Williams, a huge attraction in Houston, fought on and, in April of 1962, he stopped Ernie Terrell in seven for what was his biggest win at that time. A draw with the tough and tricky Eddie Machen followed, before Terrell got his revenge over Williams, this via split decision win.
The following year, Williams found himself in the wrong place at the wrong time. Driving his car near Houston on the evening of November 29, Williams was pulled over by cop Dale Witten. Witten said he had suspected Williams of being drunk, and he was also said to be speeding. Williams said, yes, he had been drinking, but he was not drunk. Arrested and placed in Witten’s patrol car, Williams got nervous when he realized where he was being driven to, this a place called Tomball, a town that was said to be “tough on black folks.”
Williams protested, the two men got into a scuffle, and Witten’s gun went off. Williams took a bullet that went through his intestines, lodging in his hip. Williams had suffered terrible damage to his colon and his right kidney. It’s a miracle the fighter didn’t die, and the reason he didn’t die WAS down to a miracle in Cleveland’s eyes. Deeply religious, Williams felt God had spared him.

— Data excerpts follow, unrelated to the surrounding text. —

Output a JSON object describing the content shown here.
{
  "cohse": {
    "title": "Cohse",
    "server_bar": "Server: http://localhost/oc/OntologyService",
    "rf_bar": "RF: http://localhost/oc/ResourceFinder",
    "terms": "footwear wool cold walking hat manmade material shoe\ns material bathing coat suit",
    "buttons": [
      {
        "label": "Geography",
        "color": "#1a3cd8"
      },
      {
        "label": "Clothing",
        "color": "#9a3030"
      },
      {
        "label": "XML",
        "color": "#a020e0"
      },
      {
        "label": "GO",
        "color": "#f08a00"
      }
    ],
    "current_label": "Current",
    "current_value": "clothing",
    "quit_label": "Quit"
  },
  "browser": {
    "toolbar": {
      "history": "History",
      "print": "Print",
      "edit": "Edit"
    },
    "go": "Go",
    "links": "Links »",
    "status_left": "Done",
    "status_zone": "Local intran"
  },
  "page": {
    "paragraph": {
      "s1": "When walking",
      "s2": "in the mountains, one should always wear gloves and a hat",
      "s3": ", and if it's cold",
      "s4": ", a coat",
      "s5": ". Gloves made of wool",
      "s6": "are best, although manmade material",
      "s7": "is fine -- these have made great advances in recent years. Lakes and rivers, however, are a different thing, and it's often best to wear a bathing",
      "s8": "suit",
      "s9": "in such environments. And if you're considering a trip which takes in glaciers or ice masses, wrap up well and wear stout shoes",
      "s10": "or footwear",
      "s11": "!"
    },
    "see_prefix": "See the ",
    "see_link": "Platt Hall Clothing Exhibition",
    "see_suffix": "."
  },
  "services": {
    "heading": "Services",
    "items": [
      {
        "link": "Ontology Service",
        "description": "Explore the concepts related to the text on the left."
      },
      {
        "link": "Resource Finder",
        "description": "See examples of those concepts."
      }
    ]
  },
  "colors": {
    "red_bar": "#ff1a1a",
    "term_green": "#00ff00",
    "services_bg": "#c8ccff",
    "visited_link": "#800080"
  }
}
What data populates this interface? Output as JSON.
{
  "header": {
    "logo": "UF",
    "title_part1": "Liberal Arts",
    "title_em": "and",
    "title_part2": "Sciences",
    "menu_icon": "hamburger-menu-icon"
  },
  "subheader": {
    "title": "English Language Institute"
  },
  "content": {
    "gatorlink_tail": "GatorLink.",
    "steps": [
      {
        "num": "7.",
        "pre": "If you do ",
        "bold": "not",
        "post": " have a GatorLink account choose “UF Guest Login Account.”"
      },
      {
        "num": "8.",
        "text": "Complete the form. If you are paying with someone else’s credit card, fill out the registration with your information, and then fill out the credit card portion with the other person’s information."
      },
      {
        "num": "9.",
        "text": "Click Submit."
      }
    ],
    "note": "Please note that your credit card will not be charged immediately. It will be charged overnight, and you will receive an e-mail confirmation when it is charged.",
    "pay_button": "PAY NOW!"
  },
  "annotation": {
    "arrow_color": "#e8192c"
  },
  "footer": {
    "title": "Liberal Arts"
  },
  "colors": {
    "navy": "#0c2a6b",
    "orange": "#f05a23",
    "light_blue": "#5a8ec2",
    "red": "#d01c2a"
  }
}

Dropping something like 60 pounds as he recovered, Williams – who stunned doctors who said he’d never fight again, the bullet remaining in his body – gradually regained his strength and muscle and, in February of 1966, Williams launched a truly inspirational comeback. Before he could take care of business in his first fight back after being shot at point-blank range, Williams was treated to a long and heartfelt ovation given to him by his Houston fans.
Williams reeled off four wins, two by KO, before he was matched with new champ Muhammad Ali. What followed is often described by fight historians as Ali’s finest, most beautifully untouchable ring performance. Williams was no match for the blinding combo of speed and power in Ali’s possession and he was knocked down multiple times before being stopped in the third. Ali scarcely took a single blow in return. Before the fight, Witten had been a visitor in Williams’ dressing room, with both the fighter and the cop agreeing how there were “no hard feelings.”
Williams was no longer the promising fighter he had once been and there must have been, for his team as well as for his fans, a sense of ‘what if?’ by this stage. Still young by today’s standards at age 33, Williams fought on. For over seven years. Williams would be stopped twice by the latest big puncher in Mac Foster, and the past his best “Big Cat” would drop close decisions to Jack O’Halloran (“no human being ever hit me as hard as Cleveland Williams,” the fighter turned actor told the writer one time) and George Chuvalo. Finally, after three wins over so-so fighters, Williams retired with a 82-13-2(62) record, this in October of 1973, almost a decade after he had been shot.
In later life, Williams’ kidneys failed him and he needed dialysis treatment. It was after he had been to the hospital for some treatment that Williams was knocked down by a car, the injuries he sustained taking his life. He was 66 years old.
Williams was a fine fighter and a terrific puncher. He was also a man cursed by a ghastly dose of bad luck.
In 2003 Williams was ranked 49th in Ring Magazine’s list of the 100 greatest punchers of all-time.